Goście zostali poinformowani, że w skład holdingu wchodzi kilka przedsiębiorstw, firma jest reprezentowana przez siedem marek i sub-marek. Blogerzy dowiedzieli się, że produkcja w Witebsku wykorzystuje specjalny sprzęt, który łączy cholewkę buta i podeszwę na poziomie cząstek, przy opracowywaniu nowych modeli producenci biorą pod uwagę słowiański typ stopy, aby stworzyć wygodną parę. Blogerzom opowiedziano o nowościach w tym sezonie - filcowych kapciach z białoruską symboliką. Interesującym dla gości przedsiębiorstwa okazał się fakt, że w tenisówkach od "Marko" chodzą białoruscy sportowcy z reprezentacji narodowej. Oprócz obuwia, przedsiębiorstwa białoruskiej firmy skórzanej produkują futra, kożuchy, odzież ze skóry - spodnie, spódnice i wiele innych.

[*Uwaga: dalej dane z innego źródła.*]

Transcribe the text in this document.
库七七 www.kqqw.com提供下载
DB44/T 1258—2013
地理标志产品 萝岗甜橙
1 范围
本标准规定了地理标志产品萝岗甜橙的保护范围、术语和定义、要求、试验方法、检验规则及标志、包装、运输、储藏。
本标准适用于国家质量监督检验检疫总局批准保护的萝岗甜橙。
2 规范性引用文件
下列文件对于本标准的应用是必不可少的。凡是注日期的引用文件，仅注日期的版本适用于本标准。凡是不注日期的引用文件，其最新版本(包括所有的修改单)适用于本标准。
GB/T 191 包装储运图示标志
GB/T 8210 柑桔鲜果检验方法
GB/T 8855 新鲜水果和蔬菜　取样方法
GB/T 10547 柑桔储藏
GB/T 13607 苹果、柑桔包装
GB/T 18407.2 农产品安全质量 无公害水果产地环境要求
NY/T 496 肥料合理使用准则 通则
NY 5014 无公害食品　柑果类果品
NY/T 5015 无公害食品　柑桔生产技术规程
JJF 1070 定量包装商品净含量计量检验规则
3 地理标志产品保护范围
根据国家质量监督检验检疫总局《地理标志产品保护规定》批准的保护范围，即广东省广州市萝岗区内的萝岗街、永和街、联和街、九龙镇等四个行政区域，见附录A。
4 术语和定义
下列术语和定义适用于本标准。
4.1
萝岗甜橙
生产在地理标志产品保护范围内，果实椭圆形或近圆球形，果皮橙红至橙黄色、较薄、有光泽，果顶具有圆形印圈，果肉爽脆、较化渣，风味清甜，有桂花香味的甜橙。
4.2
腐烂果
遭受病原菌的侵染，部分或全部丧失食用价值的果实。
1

Blogerzy odwiedzili hale produkcyjne. Nauczyciel wychowania fizycznego, który prowadzi blog rozrywkowy z uczniami jednej ze stołecznych szkół, Matwiej Szwiec, powiedział, że podczas "Maratonu Jedności" odwiedził także Homel. W Witebsku interesuje go wszystko. Przedsiębiorstwo obuwnicze zaimponowało młodemu człowiekowi rozmachem. "Nie podejrzewałem, że jest to na taką skalę. W końcu widzimy tylko jedną stronę - gotowe produkty, i wydaje nam się, że co tu takiego - wziąć i zróbić buty. A tutaj jest tak wiele procesów. O historii przedsiębiorstwa dowiedziałem się wiele nowych rzeczy, że powstało jeszcze w czasach radzieckich i przeszło dużą rekonstrukcję, modernizację. I to wymaga dużo wysiłku, finansów" - powiedział Matwiej Szwiec.
Mówiąc o "Maratonie Jedności", zauważył, że republikański projekt otwiera dla młodzieży nowe aspekty ojczyzny. "Jestem pewien, że z każdym miastem co raz więcej blogerów, co raz więcej ludzi dowiaduje się, czym jest "Maraton Jedności", i pojawia się więcej patriotów w naszym kraju. Najważniejsze jest to, żeby mieć u nas patriotów od urodzenia. Wiele osób widzi wszystko gotowe, ale nie wiedzą, jaka praca za tym stoi. Osobiście to doceniam, ponieważ jest to praca na dużą skalę" -powiedział młody i aktywny nauczyciel-bloger.